O Caso do Cego
— Conhece o caso do homem que não podia se ver em um bom relacionamento?
— Não.
— Bom, é mais ou menos assim: um sujeito sentado na calçada olha as estrelas pingadas num absurdo breu e suspira. Na face gotas de água, entre os dedos vasilha de café com chocolate e leite há muito frio. Tinha pego os quinhentos reais ganhos da sua última apresentação numa peça do circo e gasto todo naquele dia. E descoberto: era agressor e vítima.
''Passara a manhã nas feiras com cinco colegas de profissão. Jurema, Gerúndio, Firmino, Adelaide e Carminha.

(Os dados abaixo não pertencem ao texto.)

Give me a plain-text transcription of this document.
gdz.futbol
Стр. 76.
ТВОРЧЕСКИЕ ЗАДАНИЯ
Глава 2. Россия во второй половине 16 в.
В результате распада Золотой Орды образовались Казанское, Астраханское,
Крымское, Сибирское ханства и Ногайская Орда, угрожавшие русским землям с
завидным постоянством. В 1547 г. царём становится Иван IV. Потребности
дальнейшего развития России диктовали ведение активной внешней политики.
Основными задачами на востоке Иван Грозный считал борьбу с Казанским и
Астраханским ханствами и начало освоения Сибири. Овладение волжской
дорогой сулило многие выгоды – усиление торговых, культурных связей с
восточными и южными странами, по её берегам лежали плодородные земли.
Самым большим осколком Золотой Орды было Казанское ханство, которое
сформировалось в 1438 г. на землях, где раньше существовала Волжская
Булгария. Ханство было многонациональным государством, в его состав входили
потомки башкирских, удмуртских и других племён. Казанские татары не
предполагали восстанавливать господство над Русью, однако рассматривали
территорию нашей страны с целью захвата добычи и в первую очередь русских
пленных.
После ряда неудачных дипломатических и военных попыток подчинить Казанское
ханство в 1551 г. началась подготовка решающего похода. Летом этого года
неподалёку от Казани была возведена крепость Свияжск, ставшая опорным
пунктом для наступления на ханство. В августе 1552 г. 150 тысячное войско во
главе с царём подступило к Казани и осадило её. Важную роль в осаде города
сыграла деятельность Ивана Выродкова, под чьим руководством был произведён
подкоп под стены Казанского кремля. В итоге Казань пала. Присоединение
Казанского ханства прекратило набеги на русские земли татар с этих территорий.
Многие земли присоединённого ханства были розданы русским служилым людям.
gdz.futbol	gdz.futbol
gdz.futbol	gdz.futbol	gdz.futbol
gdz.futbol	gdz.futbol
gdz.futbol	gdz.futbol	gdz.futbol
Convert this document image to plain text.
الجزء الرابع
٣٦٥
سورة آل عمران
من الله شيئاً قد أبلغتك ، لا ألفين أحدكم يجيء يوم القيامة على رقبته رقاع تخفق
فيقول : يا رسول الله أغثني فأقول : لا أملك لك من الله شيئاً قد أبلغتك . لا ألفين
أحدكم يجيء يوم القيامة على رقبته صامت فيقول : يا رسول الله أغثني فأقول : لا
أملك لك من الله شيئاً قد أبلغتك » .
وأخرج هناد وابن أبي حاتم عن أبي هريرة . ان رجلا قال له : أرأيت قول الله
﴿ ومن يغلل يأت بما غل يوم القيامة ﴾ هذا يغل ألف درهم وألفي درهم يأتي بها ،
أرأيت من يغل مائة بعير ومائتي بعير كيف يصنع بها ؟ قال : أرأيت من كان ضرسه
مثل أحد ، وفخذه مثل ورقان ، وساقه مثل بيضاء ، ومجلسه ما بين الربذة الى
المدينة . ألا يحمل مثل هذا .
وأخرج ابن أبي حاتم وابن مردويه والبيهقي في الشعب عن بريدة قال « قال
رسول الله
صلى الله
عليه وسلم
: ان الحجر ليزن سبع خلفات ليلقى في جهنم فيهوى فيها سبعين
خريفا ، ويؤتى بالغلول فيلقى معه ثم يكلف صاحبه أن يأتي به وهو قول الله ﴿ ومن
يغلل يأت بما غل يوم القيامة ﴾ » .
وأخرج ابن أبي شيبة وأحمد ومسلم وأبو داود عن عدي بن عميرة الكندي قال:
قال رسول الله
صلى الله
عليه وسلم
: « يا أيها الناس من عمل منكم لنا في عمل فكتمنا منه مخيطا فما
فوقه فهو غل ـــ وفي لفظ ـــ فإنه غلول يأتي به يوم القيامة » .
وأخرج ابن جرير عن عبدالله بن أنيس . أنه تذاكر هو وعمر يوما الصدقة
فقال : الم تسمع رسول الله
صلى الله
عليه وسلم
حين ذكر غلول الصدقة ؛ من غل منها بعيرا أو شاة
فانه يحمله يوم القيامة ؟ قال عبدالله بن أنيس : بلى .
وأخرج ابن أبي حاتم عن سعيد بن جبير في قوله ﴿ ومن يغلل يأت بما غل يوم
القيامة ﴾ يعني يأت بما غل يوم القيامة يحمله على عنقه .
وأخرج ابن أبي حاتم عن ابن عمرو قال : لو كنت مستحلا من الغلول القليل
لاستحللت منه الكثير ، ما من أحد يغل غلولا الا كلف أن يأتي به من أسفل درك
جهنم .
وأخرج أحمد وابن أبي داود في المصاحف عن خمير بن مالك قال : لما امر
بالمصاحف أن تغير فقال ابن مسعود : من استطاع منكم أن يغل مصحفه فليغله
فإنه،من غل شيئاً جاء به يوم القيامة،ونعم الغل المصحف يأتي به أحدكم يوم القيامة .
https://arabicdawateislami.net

Jurema era uma moça que vivia a sorrir e tinha curvas de uma rua que passa sobre dois morros vizinhos. Mas faltavam-lhe os dentes superiores da frente e isso punha-os todos a acompanhá-la em seus risos.
Gerúndio estendia-se a dois metros e meio de altura e seus braços erguiam com facilidade qualquer um dos colegas. Mas tinha uma cabeça pequena para o corpo e era sempre comparado a limões, laranjas, botões de camisa e qualquer pequena esfera.
Firmino era um sujeito robusto com músculos que fariam ursos famintos questionarem se valia a pena comprar aquela briga. Mas tinha sessenta anos e mais netos do que qualquer de seus colegas seria capaz de guardar o nome.
Adelaide e Carminha, gêmeas com uma memória de recitar a grande enciclopédia das bestas terrestres após uma única noite com ela em mãos. Mas uma perdera o olho esquerdo apartando uma briga de galos e a outra vivia tomada por espinhas e marcas de espinhas estouradas.
E ele. O homem não muito alto ou baixo, feio ou belo, inteligente ou burro. Mas que queria o alto, o belo e o inteligente. Todos em um, assim como almejava o traje mais confortável e elegante. A bebida mais inebriante e a comida mais deliciosa.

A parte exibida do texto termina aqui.